Not-too-distant cousins
Most of the human retina—the photosensitive part of the eye that translates light into nerve signals and relays them to the brain—is lined with rod cells, which allow us to see well in dim light. The fovea, however, consists almost entirely of cone cells, which respond to color and bright light.
Twenty years ago, a researcher in Cepko’s lab discovered that chickens also have a rod-free zone.
A deeper look revealed that the rod-free zone shares several other hallmarks of a high-acuity area, including skinnier, more densely packed cones than the rest of the retina; a glut of ganglion cells, which carry visual signals to the brain; and a distinctive, radial arrangement of neurons called an aster.
Although it’s not yet clear how closely the chickens’ high-acuity areas match ours, Cepko believes it’s a good place to start asking questions—especially since scientists’ usual collection of mammalian model organisms, including mice, rats, rabbits and guinea pigs, don’t have anything like a fovea.
Pattern makers
In the new studies of chick embryos, Cepko and da Silva found that the complex patterning of cells in the rod-free zone formed because of a drop in retinoic acid that occurred only in that area of the retina and only for a brief time during development.
What spurred the drop? Probing further, the researchers found that the answer lay in a shifting balance between enzymes that create and those that destroy retinoic acid.
Enzymes known as retinaldehyde dehydrogenases, or Raldhs, ordinarily make retinoic acid in the retina. But Cepko and da Silva discovered that as cones and ganglion cells formed, levels of the enzymes Cyp26a1 and Cyp26c1 surged, breaking down retinoic acid faster than Raldhs could produce it.
When retinoic acid levels fell, a protein called fibroblast growth factor 8, or Fgf8, flourished, the investigators found. Fgf8 is another well-known molecule in embryonic development that often works with retinoic acid to stimulate and pattern cell growth.
Once their work was done, the Cyp26a1 and Cyp26c1 enzymes ebbed away, allowing Raldhs to replenish retinoic acid in the rod-free zone.
Cepko and da Silva saw similar expression patterns for Raldhs and Cyp26a1 in human retinal tissue, suggesting that something similar happens in people.
“This is the first mechanism we’ve uncovered for how this area forms,” said Cepko. “We don't know where it will lead, but it’s pretty exciting.”
An eye to the future
Stem cell researchers have made remarkable progress in building so-called organoids that mimic human eyes so they can study human health and disease. But they have run into a problem that the new study may help them solve.
“People can grow these incredible little eyes from stem cells, but so far no one’s been able to form a fovea,” said Cepko, who is also an HMS professor of ophthalmology at Massachusetts Eye and Ear.
She believes the trouble may arise because the researchers add retinoic acid to their cell cultures.
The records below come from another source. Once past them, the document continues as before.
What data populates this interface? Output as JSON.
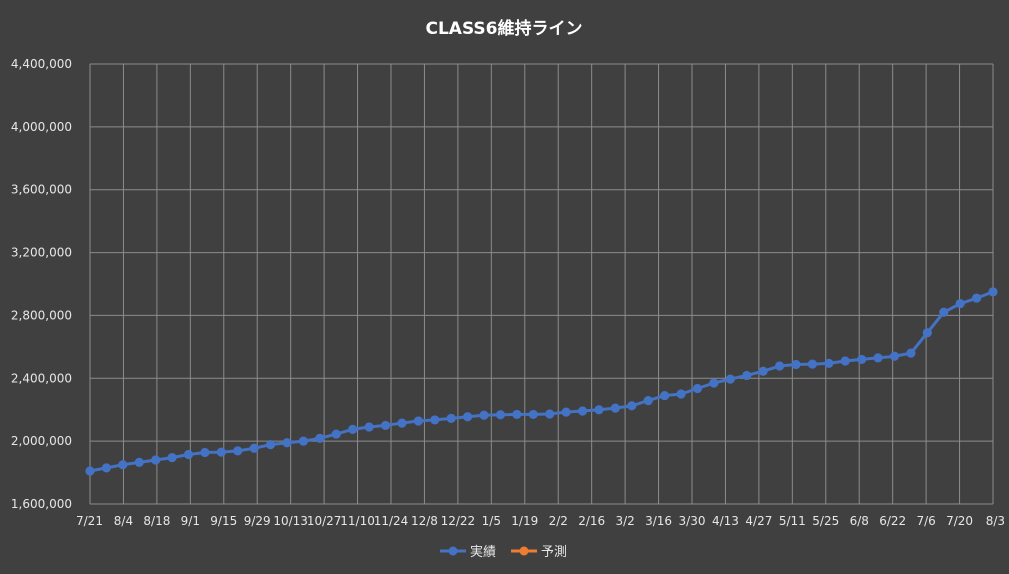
{
  "chart_data": {
    "type": "line",
    "title": "CLASS6維持ライン",
    "xlabel": "",
    "ylabel": "",
    "ylim": [
      1600000,
      4400000
    ],
    "yticks": [
      1600000,
      2000000,
      2400000,
      2800000,
      3200000,
      3600000,
      4000000,
      4400000
    ],
    "ytick_labels": [
      "1,600,000",
      "2,000,000",
      "2,400,000",
      "2,800,000",
      "3,200,000",
      "3,600,000",
      "4,000,000",
      "4,400,000"
    ],
    "xtick_labels": [
      "7/21",
      "8/4",
      "8/18",
      "9/1",
      "9/15",
      "9/29",
      "10/13",
      "10/27",
      "11/10",
      "11/24",
      "12/8",
      "12/22",
      "1/5",
      "1/19",
      "2/2",
      "2/16",
      "3/2",
      "3/16",
      "3/30",
      "4/13",
      "4/27",
      "5/11",
      "5/25",
      "6/8",
      "6/22",
      "7/6",
      "7/20",
      "8/3"
    ],
    "grid": true,
    "legend_position": "bottom",
    "series": [
      {
        "name": "実績",
        "color": "#4472c4",
        "values": [
          1810000,
          1830000,
          1850000,
          1865000,
          1880000,
          1895000,
          1915000,
          1928000,
          1930000,
          1938000,
          1955000,
          1978000,
          1990000,
          2000000,
          2018000,
          2045000,
          2075000,
          2090000,
          2100000,
          2115000,
          2128000,
          2135000,
          2145000,
          2155000,
          2165000,
          2168000,
          2170000,
          2170000,
          2173000,
          2185000,
          2192000,
          2200000,
          2210000,
          2225000,
          2258000,
          2290000,
          2300000,
          2335000,
          2370000,
          2395000,
          2418000,
          2445000,
          2478000,
          2488000,
          2490000,
          2495000,
          2510000,
          2520000,
          2530000,
          2540000,
          2560000,
          2690000,
          2820000,
          2875000,
          2910000,
          2950000
        ]
      },
      {
        "name": "予測",
        "color": "#ed7d31",
        "values": []
      }
    ]
  }
}
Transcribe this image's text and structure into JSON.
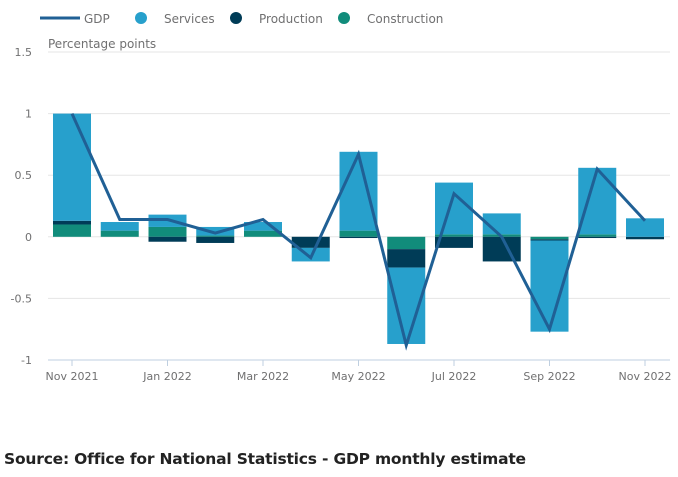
{
  "chart_data": {
    "type": "bar",
    "stacked": true,
    "title": "",
    "ylabel": "Percentage points",
    "xlabel": "",
    "ylim": [
      -1,
      1.5
    ],
    "yticks": [
      1.5,
      1,
      0.5,
      0,
      -0.5,
      -1
    ],
    "ytick_labels": [
      "1.5",
      "1",
      "0.5",
      "0",
      "-0.5",
      "-1"
    ],
    "grid": true,
    "legend_position": "top",
    "categories": [
      "Nov 2021",
      "Dec 2021",
      "Jan 2022",
      "Feb 2022",
      "Mar 2022",
      "Apr 2022",
      "May 2022",
      "Jun 2022",
      "Jul 2022",
      "Aug 2022",
      "Sep 2022",
      "Oct 2022",
      "Nov 2022"
    ],
    "xtick_labels": [
      "Nov 2021",
      "Jan 2022",
      "Mar 2022",
      "May 2022",
      "Jul 2022",
      "Sep 2022",
      "Nov 2022"
    ],
    "xtick_indices": [
      0,
      2,
      4,
      6,
      8,
      10,
      12
    ],
    "series": [
      {
        "name": "Construction",
        "kind": "bar",
        "color": "#118c7b",
        "values": [
          0.1,
          0.05,
          0.08,
          0.01,
          0.05,
          0.0,
          0.05,
          -0.1,
          0.02,
          0.02,
          -0.02,
          0.02,
          0.0
        ]
      },
      {
        "name": "Production",
        "kind": "bar",
        "color": "#003c57",
        "values": [
          0.03,
          0.0,
          -0.04,
          -0.05,
          0.0,
          -0.09,
          -0.01,
          -0.15,
          -0.09,
          -0.2,
          -0.01,
          -0.01,
          -0.02
        ]
      },
      {
        "name": "Services",
        "kind": "bar",
        "color": "#27a0cc",
        "values": [
          0.87,
          0.07,
          0.1,
          0.07,
          0.07,
          -0.11,
          0.64,
          -0.62,
          0.42,
          0.17,
          -0.74,
          0.54,
          0.15
        ]
      },
      {
        "name": "GDP",
        "kind": "line",
        "color": "#206095",
        "values": [
          1.0,
          0.14,
          0.14,
          0.03,
          0.14,
          -0.17,
          0.67,
          -0.88,
          0.35,
          0.0,
          -0.75,
          0.55,
          0.13
        ]
      }
    ],
    "legend": [
      {
        "name": "GDP",
        "symbol": "line",
        "color": "#206095"
      },
      {
        "name": "Services",
        "symbol": "circle",
        "color": "#27a0cc"
      },
      {
        "name": "Production",
        "symbol": "circle",
        "color": "#003c57"
      },
      {
        "name": "Construction",
        "symbol": "circle",
        "color": "#118c7b"
      }
    ]
  },
  "source": "Source: Office for National Statistics - GDP monthly estimate"
}
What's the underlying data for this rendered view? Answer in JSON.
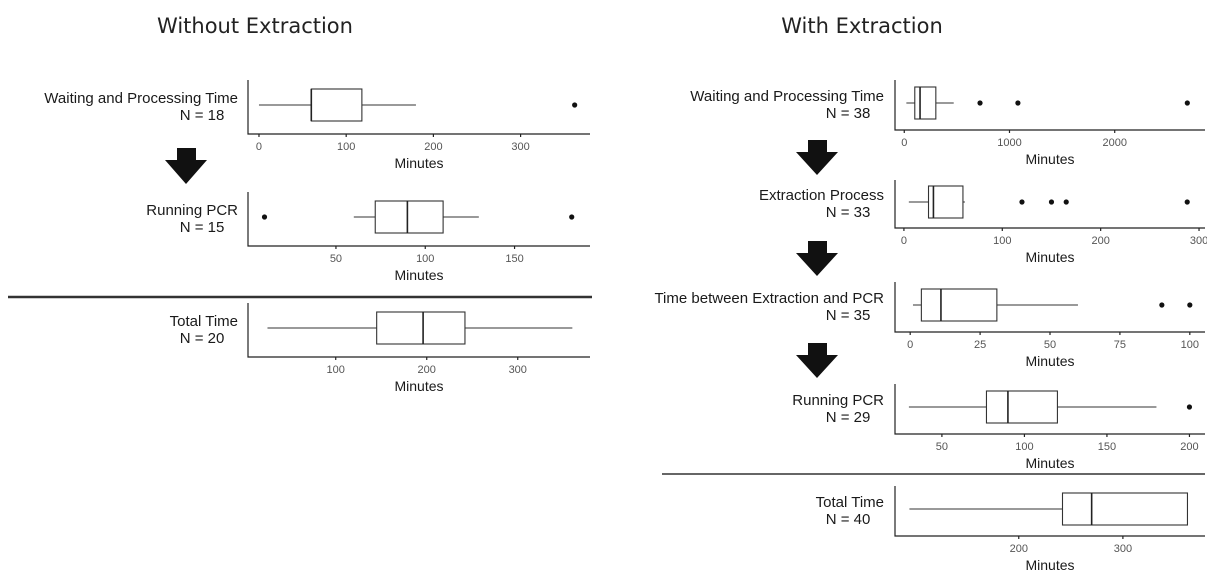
{
  "panels": [
    {
      "title": "Without Extraction"
    },
    {
      "title": "With Extraction"
    }
  ],
  "chart_data": [
    {
      "type": "boxplot",
      "panel": 0,
      "title": "",
      "row_label": "Waiting and Processing Time",
      "n_label": "N = 18",
      "xlabel": "Minutes",
      "xlim": [
        -8,
        375
      ],
      "ticks": [
        0,
        100,
        200,
        300
      ],
      "stats": {
        "min": 0,
        "q1": 60,
        "median": 60,
        "q3": 118,
        "max": 180
      },
      "outliers": [
        362
      ]
    },
    {
      "type": "boxplot",
      "panel": 0,
      "title": "",
      "row_label": "Running PCR",
      "n_label": "N = 15",
      "xlabel": "Minutes",
      "xlim": [
        3,
        190
      ],
      "ticks": [
        50,
        100,
        150
      ],
      "stats": {
        "min": 60,
        "q1": 72,
        "median": 90,
        "q3": 110,
        "max": 130
      },
      "outliers": [
        10,
        182
      ]
    },
    {
      "type": "boxplot",
      "panel": 0,
      "title": "",
      "row_label": "Total Time",
      "n_label": "N = 20",
      "xlabel": "Minutes",
      "xlim": [
        8,
        375
      ],
      "ticks": [
        100,
        200,
        300
      ],
      "stats": {
        "min": 25,
        "q1": 145,
        "median": 196,
        "q3": 242,
        "max": 360
      },
      "outliers": []
    },
    {
      "type": "boxplot",
      "panel": 1,
      "title": "",
      "row_label": "Waiting and Processing Time",
      "n_label": "N = 38",
      "xlabel": "Minutes",
      "xlim": [
        -50,
        2820
      ],
      "ticks": [
        0,
        1000,
        2000
      ],
      "stats": {
        "min": 20,
        "q1": 100,
        "median": 150,
        "q3": 300,
        "max": 470
      },
      "outliers": [
        720,
        1080,
        2690
      ]
    },
    {
      "type": "boxplot",
      "panel": 1,
      "title": "",
      "row_label": "Extraction Process",
      "n_label": "N = 33",
      "xlabel": "Minutes",
      "xlim": [
        -5,
        302
      ],
      "ticks": [
        0,
        100,
        200,
        300
      ],
      "stats": {
        "min": 5,
        "q1": 25,
        "median": 30,
        "q3": 60,
        "max": 62
      },
      "outliers": [
        120,
        150,
        165,
        288
      ]
    },
    {
      "type": "boxplot",
      "panel": 1,
      "title": "",
      "row_label": "Time between Extraction and PCR",
      "n_label": "N = 35",
      "xlabel": "Minutes",
      "xlim": [
        -4,
        104
      ],
      "ticks": [
        0,
        25,
        50,
        75,
        100
      ],
      "stats": {
        "min": 1,
        "q1": 4,
        "median": 11,
        "q3": 31,
        "max": 60
      },
      "outliers": [
        90,
        100
      ]
    },
    {
      "type": "boxplot",
      "panel": 1,
      "title": "",
      "row_label": "Running PCR",
      "n_label": "N = 29",
      "xlabel": "Minutes",
      "xlim": [
        24,
        207
      ],
      "ticks": [
        50,
        100,
        150,
        200
      ],
      "stats": {
        "min": 30,
        "q1": 77,
        "median": 90,
        "q3": 120,
        "max": 180
      },
      "outliers": [
        200
      ]
    },
    {
      "type": "boxplot",
      "panel": 1,
      "title": "",
      "row_label": "Total Time",
      "n_label": "N = 40",
      "xlabel": "Minutes",
      "xlim": [
        85,
        375
      ],
      "ticks": [
        200,
        300
      ],
      "stats": {
        "min": 95,
        "q1": 242,
        "median": 270,
        "q3": 362,
        "max": 362
      },
      "outliers": []
    }
  ]
}
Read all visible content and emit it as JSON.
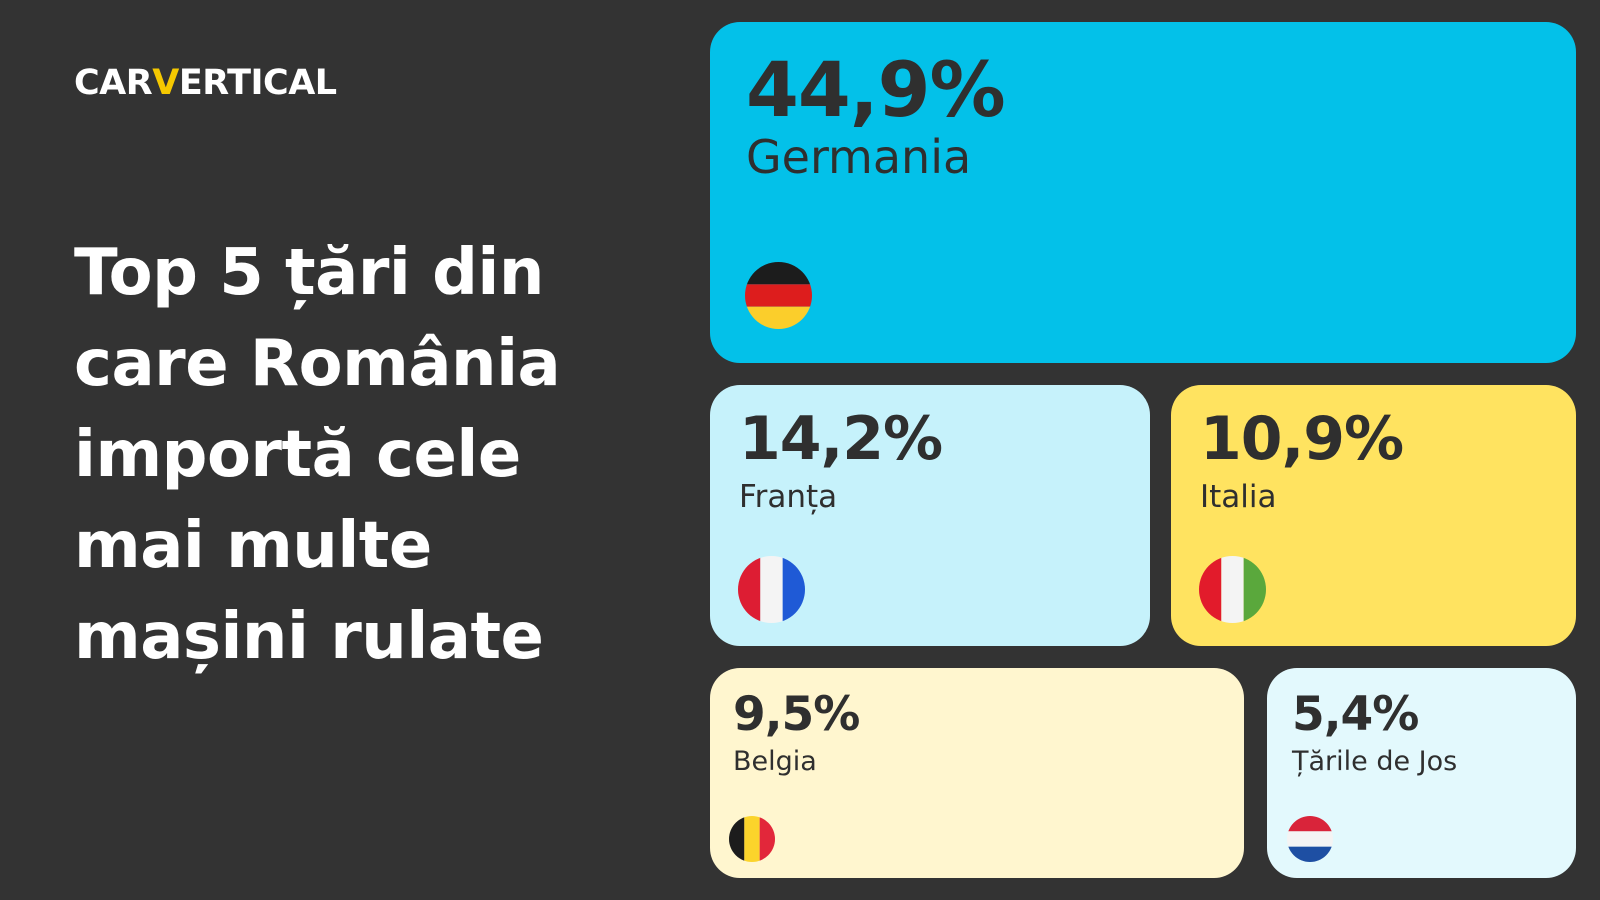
{
  "brand": {
    "logo_before": "CAR",
    "logo_accent": "V",
    "logo_after": "ERTICAL",
    "accent_color": "#f5c800"
  },
  "headline": {
    "lines": [
      "Top 5 țări din",
      "care România",
      "importă cele",
      "mai multe",
      "mașini rulate"
    ]
  },
  "chart_data": {
    "type": "treemap",
    "unit": "%",
    "items": [
      {
        "country": "Germania",
        "value": 44.9,
        "label": "44,9%",
        "color": "#03c1e9",
        "flag": "germany-flag-icon"
      },
      {
        "country": "Franța",
        "value": 14.2,
        "label": "14,2%",
        "color": "#c6f2fb",
        "flag": "france-flag-icon"
      },
      {
        "country": "Italia",
        "value": 10.9,
        "label": "10,9%",
        "color": "#ffe360",
        "flag": "italy-flag-icon"
      },
      {
        "country": "Belgia",
        "value": 9.5,
        "label": "9,5%",
        "color": "#fff6cf",
        "flag": "belgium-flag-icon"
      },
      {
        "country": "Țările de Jos",
        "value": 5.4,
        "label": "5,4%",
        "color": "#e3f9fd",
        "flag": "netherlands-flag-icon"
      }
    ]
  }
}
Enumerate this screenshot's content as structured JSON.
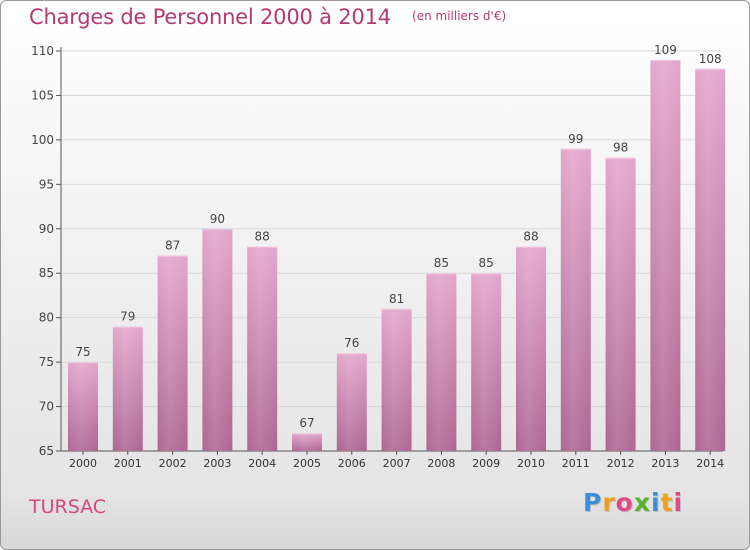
{
  "header": {
    "title": "Charges de Personnel 2000 à 2014",
    "subtitle": "(en milliers d'€)"
  },
  "footer": {
    "place": "TURSAC",
    "logo_text": "Proxiti",
    "logo_letters": [
      {
        "ch": "P",
        "color": "#3a8fd8"
      },
      {
        "ch": "r",
        "color": "#f0a020"
      },
      {
        "ch": "o",
        "color": "#e04a8a"
      },
      {
        "ch": "x",
        "color": "#5bb130"
      },
      {
        "ch": "i",
        "color": "#3a8fd8"
      },
      {
        "ch": "t",
        "color": "#f0a020"
      },
      {
        "ch": "i",
        "color": "#e04a8a"
      }
    ]
  },
  "colors": {
    "bar_top": "#e3a6cc",
    "bar_bottom": "#ad6693",
    "accent": "#b33a72",
    "axis": "#555555"
  },
  "chart_data": {
    "type": "bar",
    "title": "Charges de Personnel 2000 à 2014",
    "subtitle": "(en milliers d'€)",
    "categories": [
      "2000",
      "2001",
      "2002",
      "2003",
      "2004",
      "2005",
      "2006",
      "2007",
      "2008",
      "2009",
      "2010",
      "2011",
      "2012",
      "2013",
      "2014"
    ],
    "values": [
      75,
      79,
      87,
      90,
      88,
      67,
      76,
      81,
      85,
      85,
      88,
      99,
      98,
      109,
      108
    ],
    "yticks": [
      65,
      70,
      75,
      80,
      85,
      90,
      95,
      100,
      105,
      110
    ],
    "ylim": [
      65,
      110
    ],
    "grid": true,
    "legend": "none"
  }
}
“We’re suggesting that removing retinoic acid at the right time, adding Fgf8 or otherwise manipulating these two molecules may allow them to generate a fovea,” she said.
It’s also possible that the research will provide a foundation for investigating why the macula is so prone to disease, which could in turn lead to new treatments.
“Macular degeneration is a major problem for the aging population, and we don’t understand why that area is vulnerable,” said Cepko.
But Cepko and da Silva are driven mainly by the excitement of answering questions about the retina, learning about human development and probing evolutionary relationships between species.
“Now that we have molecules we can examine, we can ask cool natural history questions,” said Cepko, who, with da Silva, plans to study lizards and birds that have two foveae in each eye.
“We can also ask questions like, ‘Does every species with a high-acuity area use the same mechanisms?’” said Cepko. “If so, we may have inherited it from a common ancestor.”
Funding for this research was provided by the Howard Hughes Medical Institute. Cepko is an HHMI Investigator.